Summary – Chapter Forty, Chapter Forty One and Chapter Forty Two
Fanny was right to not expect too many more letters from Miss Crawford, and is surprised to be glad when she does receive one: ‘Here was another strange revolution of mind.’
She becomes closer to Susan and she uses some of the money her uncle gave her to join a circulating library and lets her share in her interest of poetry and biography. She knows through her aunt’s last letter that Edmund has gone to London and has no doubts what will ensue (as Miss Crawford is there). The postman’s knock brings daily terrors as she expects to hear of the ‘promised notification’ (of Edmund marrying Miss Crawford).
It is explained in Chapter Forty One that Edmund has been in London for a week and Fanny has still not heard from him.
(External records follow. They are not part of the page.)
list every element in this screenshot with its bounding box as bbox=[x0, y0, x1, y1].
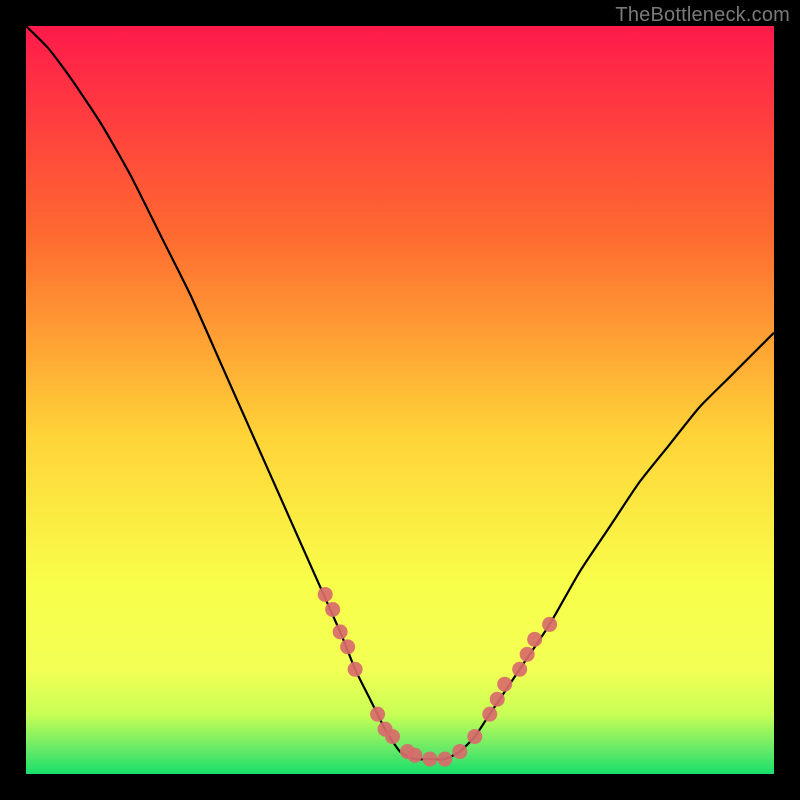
marker-dot bbox=[452, 744, 467, 759]
marker-dot bbox=[385, 729, 400, 744]
watermark-text: TheBottleneck.com bbox=[615, 4, 790, 27]
marker-dot bbox=[490, 692, 505, 707]
marker-dot bbox=[512, 662, 527, 677]
chart-frame bbox=[26, 26, 774, 774]
marker-dot bbox=[520, 647, 535, 662]
gradient-background bbox=[26, 26, 774, 774]
marker-dot bbox=[527, 632, 542, 647]
marker-dot bbox=[467, 729, 482, 744]
marker-dot bbox=[437, 752, 452, 767]
marker-dot bbox=[370, 707, 385, 722]
marker-dot bbox=[340, 639, 355, 654]
bottleneck-chart bbox=[26, 26, 774, 774]
marker-dot bbox=[407, 748, 422, 763]
marker-dot bbox=[542, 617, 557, 632]
marker-dot bbox=[482, 707, 497, 722]
marker-dot bbox=[348, 662, 363, 677]
marker-dot bbox=[497, 677, 512, 692]
marker-dot bbox=[325, 602, 340, 617]
marker-dot bbox=[422, 752, 437, 767]
marker-dot bbox=[333, 624, 348, 639]
marker-dot bbox=[318, 587, 333, 602]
She has been in Portsmouth for nearly four weeks now and Mr Crawford comes to visit. She is discomposed, but remembers to introduce him to the family as ‘William’s friend’.
He talks for a while and moves on to mention taking a walk. Ten minutes later Fanny finds herself out with Susan and Mr Crawford. It is ‘pain upon pain’ when they encounter their father and Fanny is obliged to introduce them to each other. Her father is civil, to her relief, and they all walk to the dockyards on Mr Price’s behest.
When Mr Crawford, Susan and Fanny are alone, he speaks of his business in Norfolk and how he has been helping people. This is ‘well aimed’ at Fanny until he refers to having a friend and guide to help him at Everingham.
He turns the conversation to Mansfield Park when he perceives he has said enough about Everingham, and he could not have chosen better. When he and Fanny have a minute alone, he tells her she is the only reason he has come to Portsmouth. She is relieved when he declines her father’s invitation to dinner as he has been brought up ‘in a school of luxury and epicurism’.
Mr Crawford joins them in church the next day in Chapter Forty Two and when they take a walk later ‘somehow or other’ he is walking between the Miss Prices with an arm under each of his. He says Fanny needs the free air of the country before the end of two months when she is expected to return to Mansfield Park. He says she just has to let him and his sister know if she wishes to return sooner and they will take her back.
Analysis – Chapter Forty, Chapter Forty One and Chapter Forty Two
Mr Crawford persists in his apparent love for Fanny and it is she rather than he that is perturbed at his arrival. Her comparative lack of wealth is seen to be an embarrassment for her; he, however, remains composed and possibly more open-minded to her home environment. As one who has been taught by Mr Norris to think in hierarchical terms, it is evident that she has learned well as she too looks askance at the family she was born into.